Kısa bir duyurum var.
. biliyorsunuz Meslek Liseli kitap oldu ve satışta artık.

Bir de yeni bir mafya kurgusu yayınladım, aslanın oyunu diye. Merak edenler girip bakabilir. Buradan çok da fazla yolumuz yok artık. En fazla on bölüm daha.

Bir ipin ucunun sizin elinizde olduğunu hayal edin. Diğer ucuna siz ne bağlarsanız sizinle o gelir. Eğer siz, mutluluk bağlarsanız size gelecek olan mutluluktur. Eğer siz, hüzün bağlarsanız size gelecek olan hüzündür. Eğer siz, iyilik bağlarsanız size gelecek olan iyiliktir.

İpi kendinize ne kadar dikkatli çekerseniz o kadar güzel bir şekilde gelir çektiğiniz her neyse. Çok hızlı çekerseniz, belki yarı yolda mutluluk kalır. Yavaş çekerseniz, kolunuz yorulur. İpin ucunu çok sıkı tutarsanız kolunuz yorulur.

Ve siz ne kadar güçlü olursanız gelecek olan şey, size güçlü gelir. Sizden daha güçlü birisi gelip ipinize basabilir. Ya da, ucuna bağladığınız şeye basabilir ve siz öylece kalırsınız. Bir hedefiniz olmazsa bu hayatta, bakın hayal demiyorum, hedefiniz olmazsa eğer herkes sizden daha güçlü olur.

Ama eğer siz derseniz ki, ben bu ipin ucuna bağladığım başarıyı inatla istiyorum, o zaman o başarı karşınızda kim olursa olsun, yolunuza kim çıkarsa çıksın o başarı muhakkak elinize er ya da geç ulaşır.

Ve ben başarmıştım. Öyle bir azimle hedefime yürümüştüm ki, sonunda o madalyayı okulumuza getirmiştim. Şam'daki kayısı bile benden daha iyi değildi. Hedefime adım adım ulaşmıştım.

Hatta bir taşla iki kuş vurmuş, Demir Han edepsiz dürüm adamı da yola getirmiştim. Artık o saçma şeyleri içmiyor, normal insanlar gibi yaşamaya başlamıştı. Başlıyordu. Daha yolun başındaydı ama bir işe başlamak, bitirmenin yarısıdır diye boşuna dememişlerdi.

"Abla," dedi Nesil kapımda durarak, "ben yatıyorum artık, iyi geceler."

Demir Han gelmiş miydi de yatıyordu?

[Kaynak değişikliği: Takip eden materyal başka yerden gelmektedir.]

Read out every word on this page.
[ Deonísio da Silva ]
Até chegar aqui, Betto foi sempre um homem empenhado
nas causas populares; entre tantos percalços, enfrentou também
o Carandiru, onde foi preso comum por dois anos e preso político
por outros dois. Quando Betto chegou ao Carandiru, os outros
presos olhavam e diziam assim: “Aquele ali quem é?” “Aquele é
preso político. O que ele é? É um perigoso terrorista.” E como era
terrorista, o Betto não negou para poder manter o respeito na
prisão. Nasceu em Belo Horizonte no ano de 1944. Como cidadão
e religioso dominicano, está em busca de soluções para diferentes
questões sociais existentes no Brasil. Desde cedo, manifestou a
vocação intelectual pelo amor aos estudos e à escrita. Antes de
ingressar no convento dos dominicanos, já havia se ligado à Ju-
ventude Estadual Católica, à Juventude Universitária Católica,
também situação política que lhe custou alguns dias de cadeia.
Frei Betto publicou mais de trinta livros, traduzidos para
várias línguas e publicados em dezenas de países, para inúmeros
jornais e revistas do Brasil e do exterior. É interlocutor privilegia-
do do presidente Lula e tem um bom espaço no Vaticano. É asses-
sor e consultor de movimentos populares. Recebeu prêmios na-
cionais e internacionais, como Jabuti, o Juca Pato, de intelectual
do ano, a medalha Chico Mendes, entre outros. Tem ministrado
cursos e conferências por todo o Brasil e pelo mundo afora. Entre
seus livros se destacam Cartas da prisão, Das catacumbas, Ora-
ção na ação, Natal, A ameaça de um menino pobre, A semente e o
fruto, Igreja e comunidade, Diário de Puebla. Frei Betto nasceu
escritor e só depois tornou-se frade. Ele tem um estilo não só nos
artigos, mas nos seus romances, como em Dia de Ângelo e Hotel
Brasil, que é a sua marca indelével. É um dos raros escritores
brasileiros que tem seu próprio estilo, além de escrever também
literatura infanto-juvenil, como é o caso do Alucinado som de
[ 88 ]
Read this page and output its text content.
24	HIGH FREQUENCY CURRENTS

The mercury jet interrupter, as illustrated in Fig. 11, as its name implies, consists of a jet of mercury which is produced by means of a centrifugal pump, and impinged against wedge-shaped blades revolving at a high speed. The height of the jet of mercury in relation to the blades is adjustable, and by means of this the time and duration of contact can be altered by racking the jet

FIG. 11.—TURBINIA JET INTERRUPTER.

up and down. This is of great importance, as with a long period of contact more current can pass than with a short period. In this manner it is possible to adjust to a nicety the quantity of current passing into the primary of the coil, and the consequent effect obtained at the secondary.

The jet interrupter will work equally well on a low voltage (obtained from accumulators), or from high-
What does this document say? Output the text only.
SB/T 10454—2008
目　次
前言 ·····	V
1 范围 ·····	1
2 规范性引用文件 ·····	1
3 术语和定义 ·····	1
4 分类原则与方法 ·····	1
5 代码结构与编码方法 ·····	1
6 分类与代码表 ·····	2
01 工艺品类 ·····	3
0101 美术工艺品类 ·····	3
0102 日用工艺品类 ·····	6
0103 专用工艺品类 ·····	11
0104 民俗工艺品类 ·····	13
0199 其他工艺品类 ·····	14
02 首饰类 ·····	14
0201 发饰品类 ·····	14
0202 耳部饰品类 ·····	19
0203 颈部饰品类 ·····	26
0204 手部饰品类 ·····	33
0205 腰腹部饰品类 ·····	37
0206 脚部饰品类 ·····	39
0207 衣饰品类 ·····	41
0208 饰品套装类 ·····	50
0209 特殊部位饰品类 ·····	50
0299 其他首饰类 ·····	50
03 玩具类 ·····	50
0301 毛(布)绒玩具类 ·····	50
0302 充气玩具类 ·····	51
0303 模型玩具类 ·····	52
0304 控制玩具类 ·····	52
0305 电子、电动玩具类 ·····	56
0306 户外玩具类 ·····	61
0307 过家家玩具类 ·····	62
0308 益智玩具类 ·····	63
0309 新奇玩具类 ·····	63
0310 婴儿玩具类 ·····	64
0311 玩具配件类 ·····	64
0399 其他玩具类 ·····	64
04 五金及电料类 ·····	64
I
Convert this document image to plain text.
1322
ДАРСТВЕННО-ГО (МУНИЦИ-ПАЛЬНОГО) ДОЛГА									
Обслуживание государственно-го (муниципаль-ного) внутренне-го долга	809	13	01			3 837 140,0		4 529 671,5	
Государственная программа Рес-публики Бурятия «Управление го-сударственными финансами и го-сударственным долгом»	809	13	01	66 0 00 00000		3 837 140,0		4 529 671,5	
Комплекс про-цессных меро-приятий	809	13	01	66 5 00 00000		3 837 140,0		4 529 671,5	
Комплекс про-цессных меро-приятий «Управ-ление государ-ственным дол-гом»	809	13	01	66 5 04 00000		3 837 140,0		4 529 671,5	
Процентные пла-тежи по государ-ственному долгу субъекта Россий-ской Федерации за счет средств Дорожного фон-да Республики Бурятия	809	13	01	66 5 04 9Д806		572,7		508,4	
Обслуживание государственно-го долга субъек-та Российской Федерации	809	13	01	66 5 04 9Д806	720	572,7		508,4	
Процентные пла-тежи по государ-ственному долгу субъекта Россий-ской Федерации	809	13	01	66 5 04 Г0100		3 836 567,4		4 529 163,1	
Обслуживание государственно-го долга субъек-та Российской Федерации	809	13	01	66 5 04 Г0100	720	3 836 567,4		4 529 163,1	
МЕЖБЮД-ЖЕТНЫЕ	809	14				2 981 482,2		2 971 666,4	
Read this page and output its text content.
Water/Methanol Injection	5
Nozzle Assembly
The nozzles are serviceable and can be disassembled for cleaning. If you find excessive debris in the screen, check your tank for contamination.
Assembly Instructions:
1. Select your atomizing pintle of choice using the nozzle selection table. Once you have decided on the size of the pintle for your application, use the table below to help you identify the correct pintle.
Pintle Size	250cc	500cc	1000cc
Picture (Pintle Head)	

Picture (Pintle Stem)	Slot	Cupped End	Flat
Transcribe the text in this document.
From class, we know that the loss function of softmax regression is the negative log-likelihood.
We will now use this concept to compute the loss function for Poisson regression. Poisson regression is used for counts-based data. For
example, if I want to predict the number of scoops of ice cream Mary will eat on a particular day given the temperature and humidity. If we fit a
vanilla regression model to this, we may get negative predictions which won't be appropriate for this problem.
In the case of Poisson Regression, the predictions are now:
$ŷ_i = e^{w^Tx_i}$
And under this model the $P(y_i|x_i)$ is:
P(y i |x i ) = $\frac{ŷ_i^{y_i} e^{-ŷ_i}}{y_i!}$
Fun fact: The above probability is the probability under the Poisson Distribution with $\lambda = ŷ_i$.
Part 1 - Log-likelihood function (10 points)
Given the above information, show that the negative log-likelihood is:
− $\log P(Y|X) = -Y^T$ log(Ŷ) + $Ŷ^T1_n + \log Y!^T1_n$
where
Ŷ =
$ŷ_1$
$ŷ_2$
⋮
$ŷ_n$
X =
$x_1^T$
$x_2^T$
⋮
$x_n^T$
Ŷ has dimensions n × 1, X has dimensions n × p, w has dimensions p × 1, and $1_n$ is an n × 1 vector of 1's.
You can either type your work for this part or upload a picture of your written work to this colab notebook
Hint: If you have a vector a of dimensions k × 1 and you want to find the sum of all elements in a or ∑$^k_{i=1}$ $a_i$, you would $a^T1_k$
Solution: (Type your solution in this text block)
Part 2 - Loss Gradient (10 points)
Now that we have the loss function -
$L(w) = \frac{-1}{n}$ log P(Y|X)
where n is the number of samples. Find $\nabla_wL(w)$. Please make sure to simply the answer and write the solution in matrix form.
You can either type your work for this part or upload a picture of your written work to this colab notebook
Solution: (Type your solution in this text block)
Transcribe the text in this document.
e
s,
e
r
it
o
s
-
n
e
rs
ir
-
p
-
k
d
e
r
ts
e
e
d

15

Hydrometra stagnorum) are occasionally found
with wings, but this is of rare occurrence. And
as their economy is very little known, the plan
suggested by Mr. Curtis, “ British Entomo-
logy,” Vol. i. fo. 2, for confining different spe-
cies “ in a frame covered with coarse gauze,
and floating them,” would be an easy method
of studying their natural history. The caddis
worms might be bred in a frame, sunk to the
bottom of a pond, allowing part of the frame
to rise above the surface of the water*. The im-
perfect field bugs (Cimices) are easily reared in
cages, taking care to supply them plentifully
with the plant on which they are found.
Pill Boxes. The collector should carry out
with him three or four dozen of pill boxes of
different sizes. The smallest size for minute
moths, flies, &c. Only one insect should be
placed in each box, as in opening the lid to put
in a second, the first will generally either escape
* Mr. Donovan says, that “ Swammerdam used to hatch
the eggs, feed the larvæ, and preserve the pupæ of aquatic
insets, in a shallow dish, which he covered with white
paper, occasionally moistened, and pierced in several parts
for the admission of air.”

Sabahtan beri ön kapıyı gören terastan aşağıya bakıp, buz gibi havada bir yerlerini dondurmuştu.

"Abiciğin geldi mi?" diye sordum umursamaz bir tavırla. Ne umursamazdım ama. Sormayın gitsin. Mal gibi bugün onu aramış, egosunu mayalı hamur gibi şişirmiştim. Mallık bendeydi. Arama işte. Ama gidip gitmediğini merak etmiştim. Gruptan yazdığımız mesajlara bile bakmamıştı.

"Gelmedi daha ama sabaha okul var abla," dedi haklı olarak, pazar gecesi olmuştu, "gözlerim, bu güzel gri gözlerim şiş ve kızarık mı çıksın okuldaki kızların karşısına?" Al birini vur ötekineydi bunlar. Öz kardeş olsalar Demir Han'la ancak bu kadar benzerlerdi.

Odasına gülümseyerek geçeceği sırada iğrenir gibi yüz ifademle bakarak arkamı ona döndüm, yatağa girip yorganımı başıma kadar çektim. Kahkaha atarak odasına girdiğini duyduğum an yorganı başımdan çektim.

Bakın şimdi sistomsular, dün merak ettiğimizi defalarca kez söyledim ben bu masmalak adama. Bugün bari bir merakta koma insanı değil mi? Bir kalktım ben de, ne bileyim yola çıkıyorum ben falan de, de de en azından millet burada çatlamasın. Bubam öldüğürdür meraktan.

Dün annem, babam, Nesil gelip gidip sordular, haber verdi mi diye. Babam da gidip Tahir amcayı aramadı mesela. Adamın cenaze işleri olurmuş, ortağının oğluymış diye aramadı. Bir kere sadece arayıp baş sağlığı dilemek dışında aramadı. Annem de Gülçiçek teyzeyi daha Demir Han yola çıktığı saatlerde arayıp baş sağlığı diledi. Dün arasaydınız da ben aramak zorunda kalmasaydım. Bizim çocuklar da bütün gün gruptan yazdılar. Sonra ben de mecbur kaldım işte aradım.

Bakın aradım. Bugün bari merakta bırakmayıp o arasaydı. Yine herkes gelip gidip bana sormuştu. Çok merak eden arardı. Bir kere de siz arasaydınız. Bir kere de sen arasaydın dürüm suratlı mal.